The Chechen resistance to Moscow's occupation has increased tensions between Yeltsin and some of his allies. “Popular sentiment against the war will grow, and it will all be to the detriment of Mr. Yeltsin in the forthcoming elections,” asserted Yevganny Volk, director of the Heritage Foundation in Moscow.
“We should have withdrawn our troops to prevent all these deaths and horror,” a 20-year-old construction worker told a Times reporter in Moscow.

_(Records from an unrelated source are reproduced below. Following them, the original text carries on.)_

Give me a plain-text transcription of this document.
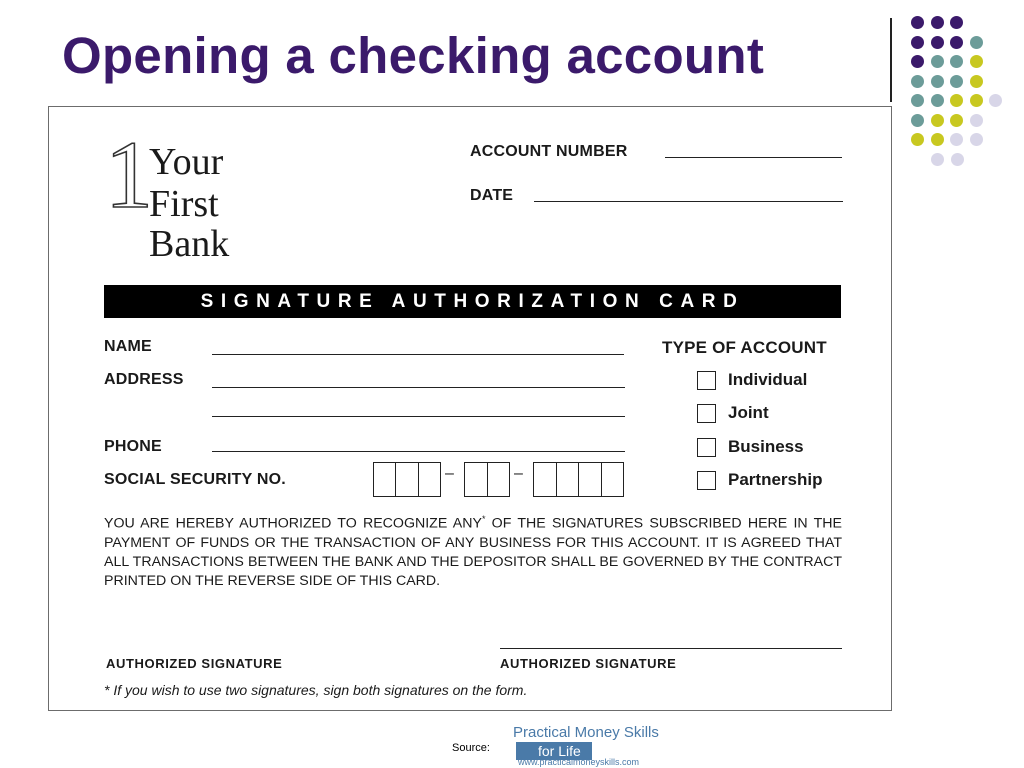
Opening a checking account
1
Your
First
Bank
ACCOUNT NUMBER
DATE
SIGNATURE AUTHORIZATION CARD
NAME
ADDRESS
PHONE
SOCIAL SECURITY NO.	–	–
TYPE OF ACCOUNT
Individual
Joint
Business
Partnership

YOU ARE HEREBY AUTHORIZED TO RECOGNIZE ANY* OF THE SIGNATURES SUBSCRIBED HERE IN THE PAYMENT OF FUNDS OR THE TRANSACTION OF ANY BUSINESS FOR THIS ACCOUNT. IT IS AGREED THAT ALL TRANSACTIONS BETWEEN THE BANK AND THE DEPOSITOR SHALL BE GOVERNED BY THE CONTRACT PRINTED ON THE REVERSE SIDE OF THIS CARD.

AUTHORIZED SIGNATURE	AUTHORIZED SIGNATURE
* If you wish to use two signatures, sign both signatures on the form.
Source:
Practical Money Skills
for Life
www.practicalmoneyskills.com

“The Russian president has now destroyed one of our towns,” said Markha Valentinovna from the Dagestani town of Sovetskoye, as she watched the assault on Pervomayskoye. “He is trying to pit the people here against each other.” Moscow's onslaught, however, seems to have provoked increased hatred toward Russian domination among many people in Dagestan, a Caucasian republic that, like Chechnya, is subject to Great Russian oppression.
The most vociferous supporter of Moscow's bloody offensive against Chechnya has been ultrarightist politician Vladimir Zhirinovsky, who complained that the Russian president was not ruthless enough in crushing the independence struggle. Zhirinovsky, one of Yeltsin's main rivals, formally announced his campaign for president January 10.
“If you don’t stop the war in Chechnya in one month, burning all rebel bases with napalm, you will lose the elections and I will win them,” he warned. “The Russian people have become the most humiliated nation on the planet.”
The fascist politician theatrically dropped to his knees and intoned, “We bend our knees to honor the memory of Russian soldiers who saved the world and civilization.”
The Chechnya nightmare plaguing the Russian rulers began in 1991, after Dzhokhar Dudayev was elected president and declared independence for this republic of 1.2 million people.
Chechnya became part of the autonomous mountain republics of the Soviet Union following the victory of the Russian revolution in 1917. Under the leadership of V.I. Lenin , the revolutionary soviet government took measures to restore to the people of the northern Caucasus land that was stolen from them under czarist rule.
During the 1920s, Joseph Stalin and the bureaucratic caste around him organized a political counterrevolution, destroying the communist leadership and blocking the oppressed peoples from fully exercising their sovereign rights.
Stalinist repression of the Chechens reached its apex in 1943-44, when more than 1 million were deported to Siberia and many killed for alleged collaboration with the Nazi invasion of the Caucasus region. The war in Chechnya is a product of this long-standing oppression.
The Chechen rebels have vowed to fight “to the last bullet,” displaying fierce resistance in gun battles that continues to astound Moscow as well as capitalist commentators.
“This war is far from over,” a Russian soldier told a reporter. “And it is widening every day.”